Apparently, the festive gap between Christmas Day and the New Year is one of the busiest for people to sign up to online dating sites. No doubt fuelled by a cocktail of loneliness, 40% proof alcohol, carb induced self loathing and a plain old vomit inducing Richard Curtis cinematic atrocities – people all over the world flock to their computers and settle down to write one of the most difficult paragraphs of their entire lives; their dating profile.
For some of us, it’s the hardest thing we’ll ever write. Harder than trying to find a way of saying ‘going to the pub’ that makes you seem dynamic and employable and not at all a social burden in the hobbies and interests section on a job application form. Harder than fretting over the ‘How many units of alcohol do you drink a week?’ question on a doctors registration form, before settling on a well rounded, sensible 10. A doctor would only have to take one look at the yellow of your eyes to know different, and that’s the same with dating profiles. You can say what you want to potentials online, but the minute they meet you in person all of those lies are going to unravel like Michelle McManus in a corset. From a distance, you look good, but the closer you get and the more lies you tell, the tighter the corset becomes until you’re completely suffocated by them and great big flaps of deceit come flopping out of the edges like a tsunami of flesh.
Obviously, the best thing to do is ‘be yourself’. But, come on, how likely is it that you’re going to get a date if you say that sometimes you have a couple of drinks and can get a bit obnoxious and sweary. Or, that you’ve lost entire weekends watching episodes of Come Dine With Me on More4, picking crisps out of your bra and reading all 52 obituaries of the victims of the July 7th bombings?
Not very likely…trust me.
I know it has worked wonders for some, but I personally am not a fan of online dating. I once set up a profile for a radio feature and understand all too well how difficult it is to write one.
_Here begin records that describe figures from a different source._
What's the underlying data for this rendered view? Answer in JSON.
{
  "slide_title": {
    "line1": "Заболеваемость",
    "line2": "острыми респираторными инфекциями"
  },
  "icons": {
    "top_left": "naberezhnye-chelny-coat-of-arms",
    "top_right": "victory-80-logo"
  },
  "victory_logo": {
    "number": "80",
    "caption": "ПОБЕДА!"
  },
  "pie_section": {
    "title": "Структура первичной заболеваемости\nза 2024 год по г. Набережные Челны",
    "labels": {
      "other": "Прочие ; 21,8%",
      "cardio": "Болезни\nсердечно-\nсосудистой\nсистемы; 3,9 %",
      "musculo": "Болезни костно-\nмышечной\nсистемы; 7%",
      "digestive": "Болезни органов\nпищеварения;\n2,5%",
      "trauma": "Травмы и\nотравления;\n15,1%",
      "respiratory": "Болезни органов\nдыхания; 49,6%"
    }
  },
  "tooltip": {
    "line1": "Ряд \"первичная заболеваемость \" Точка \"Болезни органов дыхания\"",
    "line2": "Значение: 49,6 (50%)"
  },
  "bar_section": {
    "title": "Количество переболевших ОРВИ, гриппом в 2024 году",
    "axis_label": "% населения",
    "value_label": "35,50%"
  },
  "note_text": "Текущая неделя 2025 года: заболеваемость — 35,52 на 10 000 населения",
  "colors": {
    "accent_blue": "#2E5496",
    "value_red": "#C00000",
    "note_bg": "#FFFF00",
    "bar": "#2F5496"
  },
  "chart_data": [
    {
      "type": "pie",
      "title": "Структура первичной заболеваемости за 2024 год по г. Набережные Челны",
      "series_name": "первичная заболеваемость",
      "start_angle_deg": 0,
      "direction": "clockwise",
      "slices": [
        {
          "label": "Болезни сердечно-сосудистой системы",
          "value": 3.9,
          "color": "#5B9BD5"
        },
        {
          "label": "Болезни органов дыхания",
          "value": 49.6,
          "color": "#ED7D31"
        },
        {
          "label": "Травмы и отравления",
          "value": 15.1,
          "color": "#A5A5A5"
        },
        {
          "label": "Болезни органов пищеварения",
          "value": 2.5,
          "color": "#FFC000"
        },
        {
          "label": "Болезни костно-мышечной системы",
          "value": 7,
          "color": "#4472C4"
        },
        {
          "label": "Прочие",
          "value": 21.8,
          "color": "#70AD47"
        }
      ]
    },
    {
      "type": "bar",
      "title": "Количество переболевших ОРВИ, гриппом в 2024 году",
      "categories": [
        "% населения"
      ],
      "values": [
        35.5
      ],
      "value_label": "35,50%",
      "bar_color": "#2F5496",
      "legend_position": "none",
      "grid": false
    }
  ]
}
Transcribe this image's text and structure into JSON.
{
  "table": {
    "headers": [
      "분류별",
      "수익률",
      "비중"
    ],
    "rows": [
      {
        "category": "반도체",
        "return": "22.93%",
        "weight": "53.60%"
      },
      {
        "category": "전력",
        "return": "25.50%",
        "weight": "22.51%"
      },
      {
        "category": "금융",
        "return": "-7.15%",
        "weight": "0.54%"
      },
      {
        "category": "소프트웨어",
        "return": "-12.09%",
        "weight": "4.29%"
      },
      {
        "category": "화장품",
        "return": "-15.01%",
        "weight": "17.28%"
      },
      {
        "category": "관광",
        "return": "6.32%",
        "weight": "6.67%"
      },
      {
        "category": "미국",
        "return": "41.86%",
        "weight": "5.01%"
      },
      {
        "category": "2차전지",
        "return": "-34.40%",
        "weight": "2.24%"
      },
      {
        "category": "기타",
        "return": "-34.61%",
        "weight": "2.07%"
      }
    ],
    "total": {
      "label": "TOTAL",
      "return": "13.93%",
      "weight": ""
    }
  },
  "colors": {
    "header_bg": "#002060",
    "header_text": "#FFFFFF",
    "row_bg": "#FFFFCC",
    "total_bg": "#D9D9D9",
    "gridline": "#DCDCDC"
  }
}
Here’s a small example of my attempt to make myself sound like an exciting potential companion:
“As you can’t tell from the head shot, I have your typical two up, two down. Please note that, that is not a reference to my living situation. I do not own a house, but I do have two of everything you would expect on a woman; like Noah’s Ark, but made of skin.”
You see, what I managed to do here, is subtly point out that I am able bodied, have breasts and eyes, but am a little poor and most probably a bit awkward in social situations. Not my finest work, but as it stands it was a surprisingly successful mating call for every filthy weirdo within a 40 mile radius. In all fairness, it was for an experiment and on a free dating site which might as well have been the Costa Del Sol of the internet. Overall, it was a vile experience, but provided me with plenty of material.
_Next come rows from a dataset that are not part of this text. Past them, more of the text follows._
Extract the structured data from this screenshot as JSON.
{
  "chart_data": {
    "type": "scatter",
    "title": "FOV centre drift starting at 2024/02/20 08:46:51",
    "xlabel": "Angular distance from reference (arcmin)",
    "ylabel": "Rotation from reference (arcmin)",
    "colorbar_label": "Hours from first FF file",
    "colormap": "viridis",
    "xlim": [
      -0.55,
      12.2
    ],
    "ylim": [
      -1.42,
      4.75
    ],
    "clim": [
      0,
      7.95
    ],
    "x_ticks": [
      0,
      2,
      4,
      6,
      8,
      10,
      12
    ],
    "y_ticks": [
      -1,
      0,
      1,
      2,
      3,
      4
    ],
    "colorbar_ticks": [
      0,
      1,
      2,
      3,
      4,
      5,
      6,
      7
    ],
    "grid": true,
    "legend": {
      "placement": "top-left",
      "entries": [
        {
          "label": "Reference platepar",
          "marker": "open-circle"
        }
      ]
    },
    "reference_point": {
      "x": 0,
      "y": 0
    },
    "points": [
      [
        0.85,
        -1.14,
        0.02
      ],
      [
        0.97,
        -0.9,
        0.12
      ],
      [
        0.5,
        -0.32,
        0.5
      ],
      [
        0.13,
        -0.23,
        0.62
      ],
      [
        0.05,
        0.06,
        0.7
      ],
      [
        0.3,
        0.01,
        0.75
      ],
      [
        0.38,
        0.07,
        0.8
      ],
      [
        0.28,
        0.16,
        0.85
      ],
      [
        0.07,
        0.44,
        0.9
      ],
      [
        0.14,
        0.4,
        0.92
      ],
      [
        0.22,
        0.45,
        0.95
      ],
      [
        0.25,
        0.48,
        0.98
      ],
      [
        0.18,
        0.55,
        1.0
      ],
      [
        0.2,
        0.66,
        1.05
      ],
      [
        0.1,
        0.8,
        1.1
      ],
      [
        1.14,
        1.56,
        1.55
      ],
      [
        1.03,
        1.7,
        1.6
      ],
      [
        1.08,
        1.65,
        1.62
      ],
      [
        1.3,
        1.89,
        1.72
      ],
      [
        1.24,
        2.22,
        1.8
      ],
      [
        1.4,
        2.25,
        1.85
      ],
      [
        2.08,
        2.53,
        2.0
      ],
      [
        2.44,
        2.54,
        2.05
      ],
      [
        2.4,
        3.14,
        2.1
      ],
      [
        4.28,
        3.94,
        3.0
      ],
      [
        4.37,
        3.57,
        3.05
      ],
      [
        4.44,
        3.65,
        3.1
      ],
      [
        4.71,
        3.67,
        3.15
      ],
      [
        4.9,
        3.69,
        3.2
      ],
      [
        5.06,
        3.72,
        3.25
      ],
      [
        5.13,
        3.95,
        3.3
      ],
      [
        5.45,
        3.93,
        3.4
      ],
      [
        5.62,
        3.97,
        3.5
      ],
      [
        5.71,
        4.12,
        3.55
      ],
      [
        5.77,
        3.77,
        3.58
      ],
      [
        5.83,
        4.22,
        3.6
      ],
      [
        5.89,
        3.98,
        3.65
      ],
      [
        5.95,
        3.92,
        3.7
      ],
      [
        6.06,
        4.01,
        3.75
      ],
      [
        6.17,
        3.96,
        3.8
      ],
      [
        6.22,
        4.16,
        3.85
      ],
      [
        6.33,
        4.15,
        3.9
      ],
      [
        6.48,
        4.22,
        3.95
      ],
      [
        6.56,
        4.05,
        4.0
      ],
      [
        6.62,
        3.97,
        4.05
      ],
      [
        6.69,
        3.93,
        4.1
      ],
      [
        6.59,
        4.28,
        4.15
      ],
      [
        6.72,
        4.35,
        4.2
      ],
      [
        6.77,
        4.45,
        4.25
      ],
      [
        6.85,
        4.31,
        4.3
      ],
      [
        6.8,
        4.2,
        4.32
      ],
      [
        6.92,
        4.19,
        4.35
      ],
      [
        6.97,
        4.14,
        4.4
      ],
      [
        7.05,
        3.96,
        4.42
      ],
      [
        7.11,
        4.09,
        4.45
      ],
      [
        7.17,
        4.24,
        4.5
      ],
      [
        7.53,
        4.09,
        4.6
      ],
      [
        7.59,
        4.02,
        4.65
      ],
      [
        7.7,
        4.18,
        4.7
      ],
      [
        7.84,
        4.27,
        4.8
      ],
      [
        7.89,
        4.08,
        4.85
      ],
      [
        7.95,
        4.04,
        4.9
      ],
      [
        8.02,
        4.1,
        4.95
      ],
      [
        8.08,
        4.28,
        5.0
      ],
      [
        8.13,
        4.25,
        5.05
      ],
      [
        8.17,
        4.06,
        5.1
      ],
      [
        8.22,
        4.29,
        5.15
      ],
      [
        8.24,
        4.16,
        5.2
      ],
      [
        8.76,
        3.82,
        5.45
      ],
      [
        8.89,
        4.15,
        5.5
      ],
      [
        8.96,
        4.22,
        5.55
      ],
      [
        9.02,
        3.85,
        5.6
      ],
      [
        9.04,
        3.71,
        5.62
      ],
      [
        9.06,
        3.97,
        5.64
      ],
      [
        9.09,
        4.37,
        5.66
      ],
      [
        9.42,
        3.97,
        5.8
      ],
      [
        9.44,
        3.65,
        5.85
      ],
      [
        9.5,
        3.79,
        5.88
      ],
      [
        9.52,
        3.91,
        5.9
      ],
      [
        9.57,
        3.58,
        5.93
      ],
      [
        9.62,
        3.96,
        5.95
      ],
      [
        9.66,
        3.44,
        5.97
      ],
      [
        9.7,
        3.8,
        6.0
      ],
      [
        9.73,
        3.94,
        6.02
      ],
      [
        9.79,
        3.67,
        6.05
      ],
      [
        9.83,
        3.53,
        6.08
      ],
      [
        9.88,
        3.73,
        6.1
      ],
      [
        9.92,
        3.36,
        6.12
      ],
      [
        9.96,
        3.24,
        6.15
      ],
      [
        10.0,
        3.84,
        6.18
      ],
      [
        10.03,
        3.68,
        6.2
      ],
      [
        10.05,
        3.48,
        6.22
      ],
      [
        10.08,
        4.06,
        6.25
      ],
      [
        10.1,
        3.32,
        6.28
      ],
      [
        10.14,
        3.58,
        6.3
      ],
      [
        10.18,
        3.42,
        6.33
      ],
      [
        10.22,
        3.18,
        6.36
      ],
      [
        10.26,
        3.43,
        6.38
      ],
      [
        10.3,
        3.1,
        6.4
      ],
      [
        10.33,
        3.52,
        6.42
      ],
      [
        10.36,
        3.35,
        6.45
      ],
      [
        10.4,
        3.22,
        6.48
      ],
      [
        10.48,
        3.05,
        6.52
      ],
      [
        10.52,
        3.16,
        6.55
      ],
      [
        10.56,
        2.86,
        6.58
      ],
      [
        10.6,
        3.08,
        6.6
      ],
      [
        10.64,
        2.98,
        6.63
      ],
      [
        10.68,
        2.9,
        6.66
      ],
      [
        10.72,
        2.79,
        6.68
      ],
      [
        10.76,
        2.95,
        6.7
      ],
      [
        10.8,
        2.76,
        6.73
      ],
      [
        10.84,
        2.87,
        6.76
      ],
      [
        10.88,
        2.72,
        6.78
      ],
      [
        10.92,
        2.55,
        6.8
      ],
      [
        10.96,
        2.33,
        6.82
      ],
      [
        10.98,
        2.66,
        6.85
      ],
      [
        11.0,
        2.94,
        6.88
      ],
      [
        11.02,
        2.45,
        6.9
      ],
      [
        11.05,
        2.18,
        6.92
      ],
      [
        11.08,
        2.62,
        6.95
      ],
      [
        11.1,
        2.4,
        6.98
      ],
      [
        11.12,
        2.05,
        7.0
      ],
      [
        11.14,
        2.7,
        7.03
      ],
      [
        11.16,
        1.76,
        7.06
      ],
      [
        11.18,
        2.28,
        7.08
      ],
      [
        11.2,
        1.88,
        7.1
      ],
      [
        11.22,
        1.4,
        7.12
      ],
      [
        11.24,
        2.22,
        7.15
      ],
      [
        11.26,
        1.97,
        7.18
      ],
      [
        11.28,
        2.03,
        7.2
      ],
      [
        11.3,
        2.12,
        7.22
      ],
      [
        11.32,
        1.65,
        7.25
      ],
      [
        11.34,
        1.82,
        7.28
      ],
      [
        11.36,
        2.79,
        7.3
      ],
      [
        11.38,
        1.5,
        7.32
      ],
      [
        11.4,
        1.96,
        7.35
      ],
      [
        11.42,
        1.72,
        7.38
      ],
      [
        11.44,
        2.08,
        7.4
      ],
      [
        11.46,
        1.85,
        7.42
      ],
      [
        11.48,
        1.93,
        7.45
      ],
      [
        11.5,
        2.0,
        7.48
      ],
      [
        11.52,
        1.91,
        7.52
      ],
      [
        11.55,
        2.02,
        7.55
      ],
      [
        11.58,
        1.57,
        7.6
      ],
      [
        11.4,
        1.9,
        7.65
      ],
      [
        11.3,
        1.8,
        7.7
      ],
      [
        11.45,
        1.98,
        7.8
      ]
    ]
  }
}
The second time I set up a profile was with a two week trial on match.com because my friend was doing it, and I didn’t want to pay. This time, I did a much more serious attempt to my profile, but at the very end I said:
“….but if you’re not into Pandas, you can fuck off.”
Nobody seemed to get the joke and I got a lot of people writing to me commenting on how they liked how passionate I was about Pandas, one guy in particular who said I should work in Panda conservation because my passion would go a long way there. He still didn’t understand when I told him I couldn’t do it because there’s just no job security where animal extinction is concerned. Further still, I actually managed to convince him that it was Hitlers fault Pandas were verging on extinct anyway, because the two things he hated most in life were Pandas and Jews. He was a bit of a lost cause to be honest. Long story short, before the two weeks were up I met a French man who could write in perfect in English, but couldn’t really speak it, hated women who drank pints and gambled and took me to M&M world. Basically, my worst nightmare with some stilted conversation about tiny multi coloured chocolate and shit cartoon t-shirts thrown in for good measure.
What I’m trying to say, is that when it comes to writing a dating profile, what I’ve learned is that sometimes, it’s good to bend the truth a bit. As the old saying goes, you can’t polish a turd, but you can roll it in glitter. You just need to jazz up your wording a bit.
I think I’ve come up with the perfect way to help any lovelorn beauties write their dating profiles. Whisky. Just steal quotes directly from Whisky reviews, and you’re golden.
See how on paper, I evolve from being an acquired visual taste, and perhaps just a little bit common, to:
“Striking packaging that places great emphasis on its roots”
My gobby but always well meaning tendencies become:
“Confident, well made blend with a distinctly malty heart” – Doesn’t that make me sound lovely and earthy, like Felicity Kendall?
My often debatable mental stability transforms me into something “pleasingly complex”.
Issues with emotional intimacy are cleverly masqueraded as:
“Must be given time to reveal its many fine qualities”
And “It’s difficult to keep a whisky this old from going over the edge into an undesirable oak-fest. If you can afford it, try it!” Which, I think means I’m fun. But also makes me sound like a bit of a prostitute. That one needs some work to be honest.
Basically, you’ve got to pick and choose them carefully and jiggle them about abit, but if you’re struggling this New Year, there’s definitely something in feeding your profile with Whiskey reviews. And if all else fails, just feed them in real life with Whisky* instead.
Happy New Year, y’all
*or Whiskey, if you wanna get all regional about it.